Los gimnasios y vestidores están tapizados de carteles que nunca sudan. “Sí se puede”, “El esfuerzo nunca falla”, “Todo es posible”. Alguna vez parecieron himnos. Hoy son insectos disecados pegados en la pared: nadie los mira, pero ahí siguen, como si el polvo los protegiera del olvido. No motivan: decoran. El deporte, en ocasiones, se alimenta con frases de unicel: brillan un segundo y se deshacen al primer golpe de sudor.
MANTRAS PARA COLGAR EN LA REGADERA
Una corredora repite “la mente es más fuerte que el cuerpo” mientras las piernas ya firman su renuncia. Un boxeador, con la cara convertida en mapa topográfico, escucha en la esquina: “la fe mueve montañas”. Pero la montaña es el rival, y lo único que se mueve es su quijada. En el beisbol, un novato falla tres turnos y el coach suelta el conjuro: “el esfuerzo nunca falla”. El muchacho vuelve a fallar, pero con una fe envidiable, casi religiosa.
Las frases son hostias de plástico. El atleta las mastica convencido de que así espanta al miedo. No abren puertas: abren excusas. El “sí se puede” no es motivación: es jarabe de feria. Calma cinco minutos y después deja el mismo dolor.
Los pósters amarillos, arrugados por el vapor de miles de duchas, se han vuelto tapices de la resignación. Nadie los arranca. Ahí siguen, colgados como retratos de un difunto que nadie se atreve a bajar. No inspiran: asustan con su inmortalidad barata.
EL PLACEBO CON MICRÓFONO
El entrenador mediocre habla como pastor de feria. “Hay que querer más”, “todo es posible si trabajamos unidos”. Palabras servidas como ungüento milagroso, con la solemnidad de un vendedor de pomadas en el mercado. Los jugadores lo escuchan con cara de enfermos resignados: saben que no cura, pero igual se untan el bálsamo verbal.
En conferencias de prensa, la derrota se explica con slogans. “Nos faltó creer”, “dejamos todo en la cancha”, “esto apenas empieza”. Frases que pesan menos que el micrófono que las amplifica. El público aplaude como si hubiera escuchado poesía, cuando en realidad asistió a un stand-up de autoayuda.

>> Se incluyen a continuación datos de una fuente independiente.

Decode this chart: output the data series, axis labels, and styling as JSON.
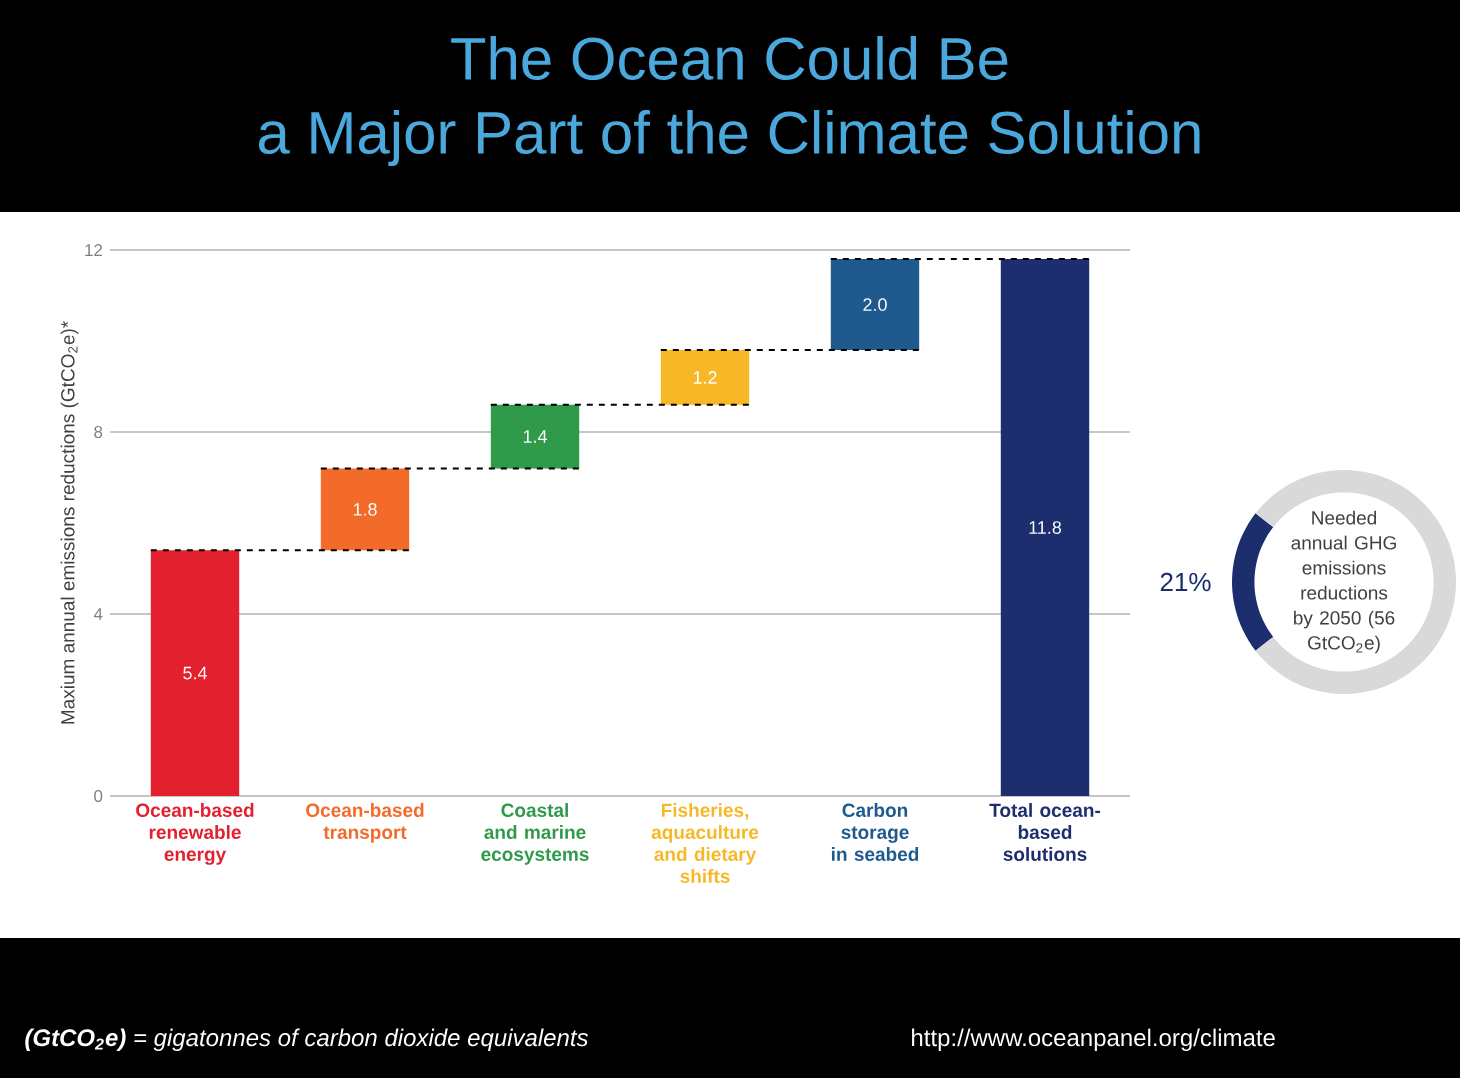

La motivación es un calmante colectivo. Una morfina diluida en frases. Nadie mejora, pero todos sienten que algo se alivia. El truco no es ganar: es convencer al derrotado de que la derrota estaba escrita en el guion.
CEMENTERIO DE FRASES RECICLABLES
Cada generación recicla los mismos mantras como uniformes heredados y ya manchados. El “ganar no lo es todo, es lo único” convive con el “lo importante es competir”, como si la verdad dependiera del patrocinador que pagó la lona.
Las frases envejecen más rápido que los atletas. El récord dura lo que la tinta de un periódico; el “sí se puede” dura lo que una ovación forzada. Lo que queda son ruinas verbales. El archivo muerto no guarda frases: guarda derrotas embalsamadas. Son lápidas de cartón, apiladas en bodegas con el mismo cuidado con que se guarda la utilería de un circo.
Lo cruel no es que las frases mueran. Lo cruel es que nacieron muertas. El “todo es posible” no salvó al que se rompió la pierna. El “esfuerzo nunca falla” no pagó la renta del medallista olvidado. Son epitafios impresos antes del entierro, lápidas en oferta, tamaño póster.
La ironía es deliciosa: músculos entrenan con hierro, pero la mente se alimenta con aire enlatado. Nos reímos de atletas que repiten mantras huecos, de entrenadores que recetan slogans, de directivos que inauguran con discursos clonados. Y en casa hacemos lo mismo: pegamos frases en el refrigerador, repetimos mantras frente al espejo, nos recetamos autoayuda con fecha de caducidad.
Hasta que descubrimos que no eran motivaciones. Eran certificados de defunción impresos en cartulina. El archivo muerto, con cada temporada, suma otra caja, otra frase, otro fracaso. Y en la lápida verbal, escrita en Arial 72, sigue brillando el epitafio universal del deporte:
“SÍ SE PUEDE.”Traducción inmediata: No se pudo.